Jika ada banyak aduan dari warganet, biasanya Facebook akan menghapus status tersebut. Sedangkan untuk Google, bisa menggunakan fitur feedback untuk melaporkan situs dari hasil pencarian apabila mengandung informasi palsu. Twitter memiliki fitur Report Tweet untuk melaporkan twit yang negatif, demikian juga dengan Instagram.
Kemudian, bagi pengguna internet Anda dapat mengadukan konten negatif ke Kementerian Komunikasi dan Informatika dengan melayangkan e-mail ke alamat aduankonten@mail.kominfo.go.id.
Dengan begitu, Kominfo akan menindak lanjuti laporan yang diajukan oleh masyarakat sesuai dengan bobot informasi yang disebarkan. Maksudnya, bila termasuk ringan, akun maupun situs akan diblokir.
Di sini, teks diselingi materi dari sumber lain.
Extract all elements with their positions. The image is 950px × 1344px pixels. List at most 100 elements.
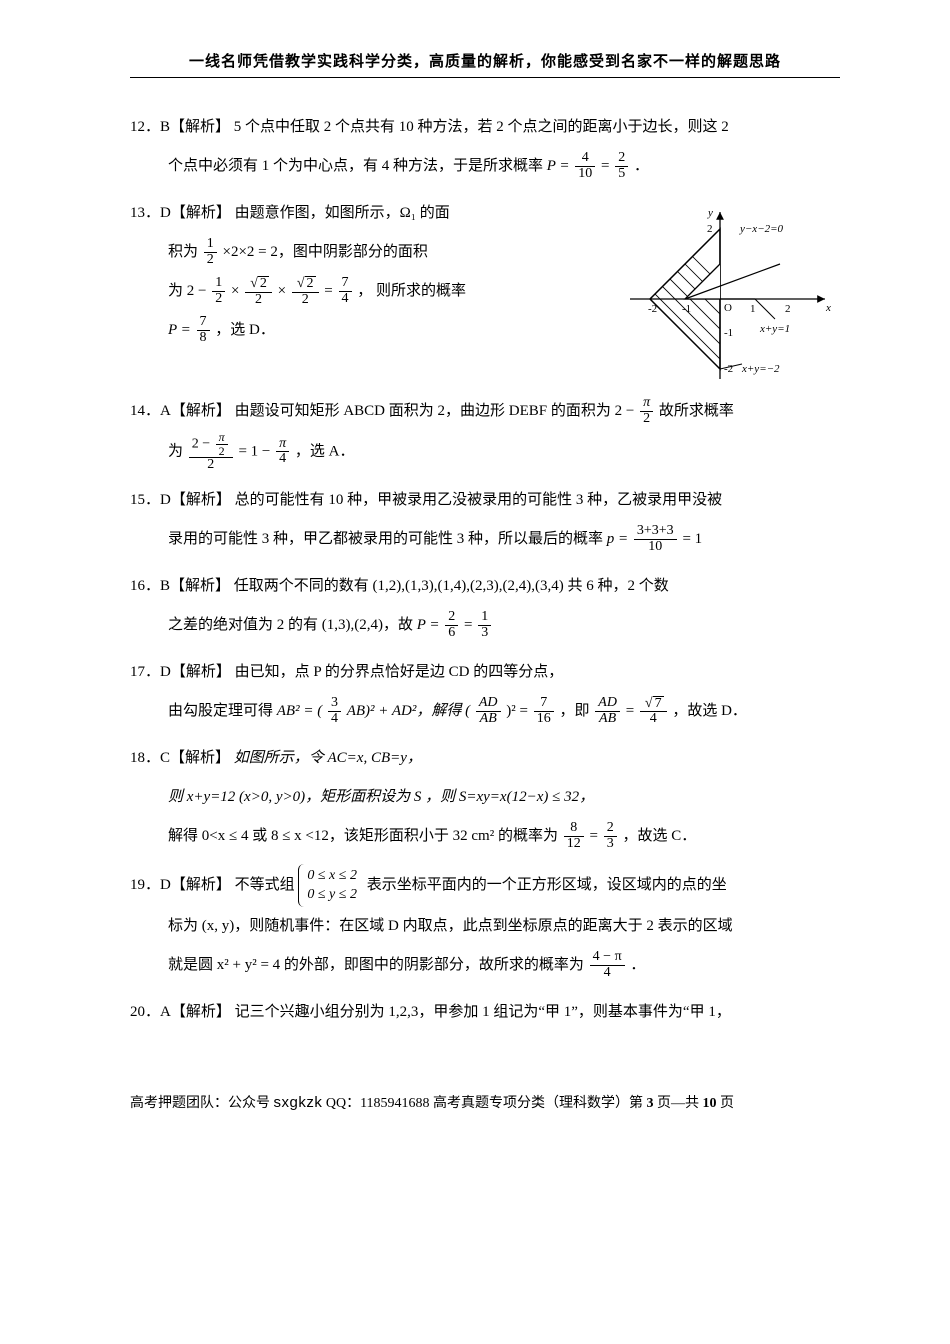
frac-d: 10 — [634, 540, 677, 555]
txt: 2 − — [192, 436, 210, 451]
page-footer: 高考押题团队：公众号 sxgkzk QQ：1185941688 高考真题专项分类… — [130, 1092, 840, 1112]
frac-n: 1 — [212, 276, 225, 292]
txt: 故所求概率 — [659, 403, 734, 419]
problem-18-num: 18．C【解析】 — [130, 750, 230, 766]
frac: 2 2 — [292, 276, 319, 307]
frac: 7 4 — [339, 276, 352, 306]
problem-12: 12．B【解析】 5 个点中任取 2 个点共有 10 种方法，若 2 个点之间的… — [130, 108, 840, 186]
problem-20: 20．A【解析】 记三个兴趣小组分别为 1,2,3，甲参加 1 组记为“甲 1”… — [130, 993, 840, 1032]
footer-text: 页—共 — [657, 1096, 703, 1111]
txt: = — [464, 617, 472, 633]
txt: 积为 — [168, 244, 198, 260]
txt: = 1 − — [238, 443, 270, 459]
sqrt-rad: 2 — [305, 276, 316, 291]
frac: 3+3+3 10 — [634, 524, 677, 554]
txt: 由勾股定理可得 — [168, 703, 273, 719]
txt: )² = — [506, 703, 528, 719]
big-frac: 2 − π 2 2 — [189, 431, 233, 473]
problem-19-line2: 标为 (x, y)，则随机事件：在区域 D 内取点，此点到坐标原点的距离大于 2… — [130, 907, 840, 946]
frac-n: π — [640, 396, 653, 412]
txt: ×2×2 = 2，图中阴影部分的面积 — [223, 244, 428, 260]
frac-n: AD — [595, 696, 620, 712]
problem-12-frac1: 4 10 — [575, 151, 595, 181]
txt: 就是圆 x² + y² = 4 的外部，即图中的阴影部分，故所求的概率为 — [168, 957, 584, 973]
frac-d: AB — [595, 712, 620, 727]
problem-19: 19．D【解析】 不等式组 0 ≤ x ≤ 2 0 ≤ y ≤ 2 表示坐标平面… — [130, 864, 840, 985]
problem-18: 18．C【解析】 如图所示，令 AC=x, CB=y， 则 x+y=12 (x>… — [130, 739, 840, 856]
frac: π 2 — [640, 396, 653, 426]
frac-n: π — [216, 431, 228, 445]
frac-n: 8 — [564, 821, 584, 837]
frac-n: 2 — [604, 821, 617, 837]
frac-n: 7 — [197, 315, 210, 331]
frac-n: 3+3+3 — [634, 524, 677, 540]
txt: ，选 D． — [215, 322, 275, 338]
txt: ． — [630, 957, 645, 973]
frac-d: 2 — [212, 292, 225, 307]
frac: 7 8 — [197, 315, 210, 345]
txt: ，即 — [560, 703, 590, 719]
problem-13-figure: x y O -2 -1 1 2 2 -1 -2 y−x−2=0 x+y=1 x+… — [620, 194, 840, 384]
txt: ，选 A． — [295, 443, 355, 459]
footer-text: 页 — [720, 1096, 734, 1111]
frac-n: π — [276, 437, 289, 453]
problem-12-line2: 个点中必须有 1 个为中心点，有 4 种方法，于是所求概率 — [168, 158, 543, 174]
geometry-figure-icon: x y O -2 -1 1 2 2 -1 -2 y−x−2=0 x+y=1 x+… — [620, 204, 840, 384]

Sebaliknya, bila informasi yang disebarluaskan membuat kegaduhan yang mengancam stabilitas sosial akan dilaporkan ke aparat penegak hukum. Supaya, terdapat efek jera bagi masyarakat yang telah meresahkan publik di ruang digital.
Narasumber webinar lainnya, praktisi pendidikan pesantren Muhammad Mundzir Yunus mengajak publik khususnya kawula muda untuk berperilaku internet sehat. Memanfaatkan teknologi sehat secara cerdas, santun di ruang digital dan jangan mudah percaya dengan setiap informasi yang masuk. Saring dulu sebelum sharing(berbagi) ke orang lain.
Baik Ahmed dan Mundzir sepakat menjadikan ruang digital sebagai ruang kreatif dan produktif sehingga mampu meningkatkan pertumbuhan sosial ekonomi suatu bangsa. Giliran anak muda sekarang membanjiri ruang digital dengan konten-konten positif, kreatif, dan inspiratif. Dijamin berita hoaks dengan sendirinya tersingkir.